The quality of Taiwan’s higher education, especially English-language education, has been repeatedly criticized in recent years. How bad is the situation? Recent plans unveiled by Wowprime Group (王品集團) chairman Steve Day (戴勝益) to open its first restaurant outlet in the US are revealing. Day expressed concern that it would be difficult because fewer than 1 percent of his 16,000 employees can communicate in English. This is certainly a big challenge as the group strives to transform itself into an international corporation.
With over a dozen chains with some 400 outlets in Taiwan, China and Singapore, Wowprime is one of Taiwan’s largest restaurant chain operators. According to a 2012 survey released by the Educational Testing Service's (ETS) Taiwan office, 95.9 percent of Taiwan’s top 1,000 companies say that employees need to use English in their jobs, but only 2.4 percent of them are satisfied with the English communication skills of their employees. This gap suggests that there is something seriously wrong with our English-language education.
If we examine students' test scores, more than 12,000 senior high school students scored “zero” on the English composition component of the General Scholastic Ability Test (學測), which determines entrance to the nation’s universities.
Photo: Lin Hsiao-yun, Taipei Times
The English proficiency of university students is even worse.

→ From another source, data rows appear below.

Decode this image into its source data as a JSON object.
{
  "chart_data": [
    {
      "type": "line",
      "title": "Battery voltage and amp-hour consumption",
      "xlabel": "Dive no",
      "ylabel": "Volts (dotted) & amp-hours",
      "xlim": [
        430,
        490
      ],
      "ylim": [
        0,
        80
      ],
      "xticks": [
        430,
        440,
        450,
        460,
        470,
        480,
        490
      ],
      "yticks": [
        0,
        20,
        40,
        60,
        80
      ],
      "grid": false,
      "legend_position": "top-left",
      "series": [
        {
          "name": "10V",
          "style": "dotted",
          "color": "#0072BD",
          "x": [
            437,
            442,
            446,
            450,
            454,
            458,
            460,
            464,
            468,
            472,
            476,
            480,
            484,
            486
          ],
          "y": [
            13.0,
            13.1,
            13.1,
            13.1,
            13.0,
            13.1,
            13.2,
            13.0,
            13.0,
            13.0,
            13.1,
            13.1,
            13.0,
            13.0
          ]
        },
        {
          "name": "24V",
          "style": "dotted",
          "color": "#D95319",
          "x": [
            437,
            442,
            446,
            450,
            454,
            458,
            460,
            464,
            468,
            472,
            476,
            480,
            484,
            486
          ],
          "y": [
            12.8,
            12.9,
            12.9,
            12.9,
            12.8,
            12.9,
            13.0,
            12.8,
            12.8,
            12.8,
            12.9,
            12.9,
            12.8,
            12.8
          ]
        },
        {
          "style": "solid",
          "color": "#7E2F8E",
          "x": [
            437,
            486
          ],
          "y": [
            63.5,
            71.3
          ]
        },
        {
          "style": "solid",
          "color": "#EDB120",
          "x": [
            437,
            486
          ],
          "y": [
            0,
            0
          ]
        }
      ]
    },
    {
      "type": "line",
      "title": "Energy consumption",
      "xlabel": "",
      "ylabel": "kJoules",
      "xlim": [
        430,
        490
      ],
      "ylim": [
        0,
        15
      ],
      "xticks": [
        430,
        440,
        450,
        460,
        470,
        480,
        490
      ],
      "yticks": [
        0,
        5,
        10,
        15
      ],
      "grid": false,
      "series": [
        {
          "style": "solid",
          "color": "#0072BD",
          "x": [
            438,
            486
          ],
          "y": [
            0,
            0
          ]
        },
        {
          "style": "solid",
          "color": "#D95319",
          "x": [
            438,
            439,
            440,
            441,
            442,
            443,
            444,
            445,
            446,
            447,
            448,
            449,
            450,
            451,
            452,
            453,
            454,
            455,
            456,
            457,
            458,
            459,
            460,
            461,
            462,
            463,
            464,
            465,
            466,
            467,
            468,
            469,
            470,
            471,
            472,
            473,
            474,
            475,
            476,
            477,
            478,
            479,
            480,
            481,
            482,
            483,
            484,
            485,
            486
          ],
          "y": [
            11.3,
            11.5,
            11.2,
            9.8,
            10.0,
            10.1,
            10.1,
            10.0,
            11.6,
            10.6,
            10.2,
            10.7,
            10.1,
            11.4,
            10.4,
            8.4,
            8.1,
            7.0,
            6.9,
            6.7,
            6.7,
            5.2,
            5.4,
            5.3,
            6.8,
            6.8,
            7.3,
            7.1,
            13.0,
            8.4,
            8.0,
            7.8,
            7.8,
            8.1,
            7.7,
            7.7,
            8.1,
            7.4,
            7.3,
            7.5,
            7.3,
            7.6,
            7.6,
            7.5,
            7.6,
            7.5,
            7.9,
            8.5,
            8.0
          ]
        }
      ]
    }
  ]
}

According to the ETS report on the Test of English for International Communication (TOEIC) between 2011 and 2013, the average scores for university students were 510, 504 and 501 points, respectively, which were much lower than the average scores of 572, 582 and 574 points for senior high school students. Taiwan’s TOEIC scores are falling behind many Asian countries, such as China, Malaysia, the Philippines and South Korea.
Why do Taiwan’s university graduates continue to have difficulty with English after learning it for at least 11 or 12 years at school? Because the English taught in universities isn’t practical and fails to prepare them to use it in the real world. The above TOEIC scores show that the English proficiency of most students peaks while they are preparing for the joint college entrance exam, and then declines during their university years because many universities merely require freshmen and sometimes sophomores to take English courses. No wonder their English is unsatisfactory when they enter the workplace. In other words, English-language education requires a drastic overhaul.
Firstly, class hours devoted to English-language education need to increase. Universities should provide English courses to not only freshmen but also sophomores, juniors and seniors. Instead of offering an average of two to three class hours per week, they should offer four to six class hours, and selective courses related specifically to students’ majors. Schools can encourage students to take language proficiency tests by providing certain incentives, and a graduation threshold of English proficiency may be helpful.
Photo: Hsieh Chia-chun, Taipei Times
Secondly, schools need to provide more practical English education. As many as 126 colleges and universities in Taiwan have English departments. But a survey released by the Global Education Association in Taiwan (GEAT) on Sept. 12 shows that eight English departments closed down or stopped recruitment over the past eight years due to rigid curricula and unpractical courses. Nine English departments have been transformed into tourism or some other departments to find a way out.
Even top universities are facing a crisis. For the prestigious Department of Foreign Languages and Literatures at National Taiwan University, the number of applicants for its graduate school has decreased by half over the past three years, said Tseng Li-ling (曾麗玲), the department’s chair.
“This is shocking,” Tseng said.
This suggests that English departments that value literature are no longer attractive to the best and brightest students.
Tseng added that the graduate school plans to reduce the number of years it takes to graduate, and cut the number of pages for a master’s thesis from 80 to 60 to attract students. But if the department does not combine theory with practice and come up with more practical curricula, the number of students may drop further.
Chen Chao-ming (陳超明), GEAT’s CEO and a professor of English at Shih Chien University, also emphasized the importance of practicality at the forum.
“Taiwan’s English departments should redefine themselves and not be limited to cultivating English teachers, secretaries or writers,” Chen said.
He added that, apart from English, universities should provide useful “cross-disciplinary training,” and actively cooperate with industry so that students gain practical experience before entering the professional world and be able to compete on the global stage.
To achieve this, perhaps schools can adopt practical teaching methods such as ESP (English for special purposes), so as to improve students’ various English skills according to their specific needs. Otherwise, most students may be unable to speak English in the workplace after graduation, and the difficulty that Wowprime is experiencing may occur repeatedly in the future.